A stockbroker who worked at Goldman Sachs for 80 years passed away yesterday afternoon.
Alfred Feld was 98 years old.
"Al was a participant in over half of our firm's 144-year history and witnessed some of our most important developments," CEO Lloyd Blankfein and COO Gary Cohn wrote in a memo shared with Business Insider.
"His reputation for sound and conservative client coverage was widely known, and he advised some of the firm's most significant relationships, many of whom have transitioned through multiple generations."
In 2003, the Wall Street Journal's Susanne Craig profiled Feld, who at the time worked four days a week, always eating lunch in the same seat in the Goldman cafeteria.
"He gets up at 6:30 a.m. - a half-hour later than he used to, but with just enough margin to make the hour-and-a-half train commute from his home in New Jersey and arrive at work before the stock market opens," according to the story.
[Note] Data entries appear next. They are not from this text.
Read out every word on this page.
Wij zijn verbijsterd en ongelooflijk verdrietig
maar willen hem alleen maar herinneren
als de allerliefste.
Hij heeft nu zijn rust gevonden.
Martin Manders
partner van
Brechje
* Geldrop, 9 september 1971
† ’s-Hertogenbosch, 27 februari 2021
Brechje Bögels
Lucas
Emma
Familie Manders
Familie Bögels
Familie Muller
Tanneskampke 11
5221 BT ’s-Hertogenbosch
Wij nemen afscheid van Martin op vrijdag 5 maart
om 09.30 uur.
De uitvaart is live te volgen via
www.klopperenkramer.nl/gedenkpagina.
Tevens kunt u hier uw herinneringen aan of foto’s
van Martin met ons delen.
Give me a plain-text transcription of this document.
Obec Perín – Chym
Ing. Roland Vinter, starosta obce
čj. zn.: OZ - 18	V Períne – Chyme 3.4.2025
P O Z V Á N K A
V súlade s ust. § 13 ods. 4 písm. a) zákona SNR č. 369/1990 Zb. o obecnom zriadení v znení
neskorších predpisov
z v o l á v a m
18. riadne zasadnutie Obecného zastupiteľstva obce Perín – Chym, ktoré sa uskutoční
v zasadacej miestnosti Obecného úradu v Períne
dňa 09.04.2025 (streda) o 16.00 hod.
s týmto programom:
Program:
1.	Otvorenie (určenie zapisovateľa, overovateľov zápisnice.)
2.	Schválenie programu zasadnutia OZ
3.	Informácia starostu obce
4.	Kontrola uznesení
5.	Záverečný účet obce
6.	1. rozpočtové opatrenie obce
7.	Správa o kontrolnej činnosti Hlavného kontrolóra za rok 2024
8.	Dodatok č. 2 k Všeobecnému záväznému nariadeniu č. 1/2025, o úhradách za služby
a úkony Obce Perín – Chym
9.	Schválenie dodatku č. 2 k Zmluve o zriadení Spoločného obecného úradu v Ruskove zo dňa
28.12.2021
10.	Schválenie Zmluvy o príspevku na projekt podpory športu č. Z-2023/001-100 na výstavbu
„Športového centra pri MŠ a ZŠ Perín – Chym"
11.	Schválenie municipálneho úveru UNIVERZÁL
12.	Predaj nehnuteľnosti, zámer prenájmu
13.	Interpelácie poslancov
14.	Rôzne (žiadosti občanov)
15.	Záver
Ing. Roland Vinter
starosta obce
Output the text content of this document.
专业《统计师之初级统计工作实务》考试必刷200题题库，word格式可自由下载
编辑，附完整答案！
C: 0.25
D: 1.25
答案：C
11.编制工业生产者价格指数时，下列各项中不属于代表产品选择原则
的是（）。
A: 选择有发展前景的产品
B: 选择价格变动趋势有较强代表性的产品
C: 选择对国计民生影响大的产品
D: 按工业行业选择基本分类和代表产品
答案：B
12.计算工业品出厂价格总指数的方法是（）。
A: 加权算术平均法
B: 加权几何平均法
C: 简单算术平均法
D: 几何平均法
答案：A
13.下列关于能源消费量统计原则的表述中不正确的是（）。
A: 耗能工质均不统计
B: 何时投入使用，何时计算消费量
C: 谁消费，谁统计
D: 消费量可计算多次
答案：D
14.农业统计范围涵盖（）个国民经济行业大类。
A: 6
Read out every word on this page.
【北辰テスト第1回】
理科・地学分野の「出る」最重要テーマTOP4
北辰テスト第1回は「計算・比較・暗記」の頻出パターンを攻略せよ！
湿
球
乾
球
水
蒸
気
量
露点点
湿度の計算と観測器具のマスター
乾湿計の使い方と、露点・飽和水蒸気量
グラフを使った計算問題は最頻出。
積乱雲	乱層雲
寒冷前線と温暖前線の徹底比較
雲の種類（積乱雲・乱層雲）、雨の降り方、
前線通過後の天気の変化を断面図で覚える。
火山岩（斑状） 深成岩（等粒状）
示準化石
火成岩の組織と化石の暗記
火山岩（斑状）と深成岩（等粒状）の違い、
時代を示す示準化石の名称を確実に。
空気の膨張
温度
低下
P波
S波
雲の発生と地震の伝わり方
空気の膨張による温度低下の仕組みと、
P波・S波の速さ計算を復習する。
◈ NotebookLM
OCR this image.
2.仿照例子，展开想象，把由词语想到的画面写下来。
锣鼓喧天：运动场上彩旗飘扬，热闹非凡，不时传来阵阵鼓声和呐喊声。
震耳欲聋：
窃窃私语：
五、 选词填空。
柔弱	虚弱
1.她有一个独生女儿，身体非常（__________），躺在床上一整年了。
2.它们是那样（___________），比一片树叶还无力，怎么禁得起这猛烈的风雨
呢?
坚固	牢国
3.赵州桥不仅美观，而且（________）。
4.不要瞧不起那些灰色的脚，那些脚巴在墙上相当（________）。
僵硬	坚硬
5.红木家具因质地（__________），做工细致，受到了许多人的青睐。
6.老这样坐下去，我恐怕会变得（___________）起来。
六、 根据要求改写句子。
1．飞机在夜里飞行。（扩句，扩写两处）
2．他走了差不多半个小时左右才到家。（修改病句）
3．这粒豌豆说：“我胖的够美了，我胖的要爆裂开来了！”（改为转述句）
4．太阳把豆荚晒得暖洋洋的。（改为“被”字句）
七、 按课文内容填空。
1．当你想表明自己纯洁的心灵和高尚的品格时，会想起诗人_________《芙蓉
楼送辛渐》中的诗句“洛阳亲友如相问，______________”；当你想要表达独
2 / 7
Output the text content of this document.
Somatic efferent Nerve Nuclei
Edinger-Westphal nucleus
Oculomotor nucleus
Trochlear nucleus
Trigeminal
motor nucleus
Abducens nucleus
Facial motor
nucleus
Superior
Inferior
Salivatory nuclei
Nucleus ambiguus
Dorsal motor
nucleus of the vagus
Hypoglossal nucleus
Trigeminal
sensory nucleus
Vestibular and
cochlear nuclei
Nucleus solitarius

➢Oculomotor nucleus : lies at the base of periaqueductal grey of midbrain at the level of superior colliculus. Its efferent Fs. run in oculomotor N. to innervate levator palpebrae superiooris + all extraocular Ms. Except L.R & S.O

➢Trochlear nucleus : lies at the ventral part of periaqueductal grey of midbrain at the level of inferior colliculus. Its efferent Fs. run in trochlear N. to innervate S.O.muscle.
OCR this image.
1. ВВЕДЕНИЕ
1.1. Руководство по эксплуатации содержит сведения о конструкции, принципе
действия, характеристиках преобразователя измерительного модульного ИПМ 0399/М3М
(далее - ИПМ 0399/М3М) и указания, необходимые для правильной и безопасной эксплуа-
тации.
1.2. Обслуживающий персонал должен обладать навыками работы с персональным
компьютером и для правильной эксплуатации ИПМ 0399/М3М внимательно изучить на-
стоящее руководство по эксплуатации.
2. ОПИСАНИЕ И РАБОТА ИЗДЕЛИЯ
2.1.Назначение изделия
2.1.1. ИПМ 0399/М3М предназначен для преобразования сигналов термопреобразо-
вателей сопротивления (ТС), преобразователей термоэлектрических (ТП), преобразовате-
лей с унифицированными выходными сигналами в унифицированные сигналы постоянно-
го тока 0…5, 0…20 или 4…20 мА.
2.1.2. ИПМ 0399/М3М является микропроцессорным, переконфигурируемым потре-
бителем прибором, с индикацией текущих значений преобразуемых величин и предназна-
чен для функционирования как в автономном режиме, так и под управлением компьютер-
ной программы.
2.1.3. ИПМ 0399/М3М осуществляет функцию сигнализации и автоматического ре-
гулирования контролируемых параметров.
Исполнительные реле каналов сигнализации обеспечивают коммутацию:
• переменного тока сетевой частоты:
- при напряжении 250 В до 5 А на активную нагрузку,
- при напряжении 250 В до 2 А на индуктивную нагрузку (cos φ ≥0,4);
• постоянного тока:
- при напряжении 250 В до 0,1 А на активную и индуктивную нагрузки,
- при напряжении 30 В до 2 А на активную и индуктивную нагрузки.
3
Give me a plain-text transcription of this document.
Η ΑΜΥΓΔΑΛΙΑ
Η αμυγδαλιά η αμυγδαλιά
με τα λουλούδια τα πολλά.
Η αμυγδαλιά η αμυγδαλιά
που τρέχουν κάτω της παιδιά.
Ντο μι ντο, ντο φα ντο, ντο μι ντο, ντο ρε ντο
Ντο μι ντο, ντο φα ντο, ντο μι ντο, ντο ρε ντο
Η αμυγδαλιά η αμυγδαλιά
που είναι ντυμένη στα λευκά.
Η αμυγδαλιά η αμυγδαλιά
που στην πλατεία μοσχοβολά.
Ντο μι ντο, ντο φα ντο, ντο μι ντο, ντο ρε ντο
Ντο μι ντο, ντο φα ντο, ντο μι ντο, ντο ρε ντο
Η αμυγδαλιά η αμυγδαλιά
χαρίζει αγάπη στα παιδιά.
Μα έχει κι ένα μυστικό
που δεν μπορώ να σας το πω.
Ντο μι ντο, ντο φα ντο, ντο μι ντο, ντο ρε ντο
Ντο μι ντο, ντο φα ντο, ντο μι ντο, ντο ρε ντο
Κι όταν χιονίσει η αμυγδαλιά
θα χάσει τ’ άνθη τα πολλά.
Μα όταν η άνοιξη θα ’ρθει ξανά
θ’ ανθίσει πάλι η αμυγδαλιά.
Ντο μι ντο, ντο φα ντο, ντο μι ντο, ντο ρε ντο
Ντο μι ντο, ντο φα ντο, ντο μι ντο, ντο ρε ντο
But Feld, who told the Journal he received multiple job offers a year, was a company man. He started at Goldman on July 10, 1933 at the age of 18, working his way up from a clerk's job. After serving in World War II, Feld returned to the firm in 1948 to join its first retail securities group. In the mid-50s he became part of what is now private wealth management. By the time the Journal interviewed him in 2003, Feld said he had close to $200 million in assets under management.
He would eventually move to Palm Beach, Florida to take up an advising role as an "ambassador for the wealth-management arm," according to a July interview with the Journal.
Feld, whose wife Mildred passed way in 1983, is survived by his daughter Marjorie and son Arthur.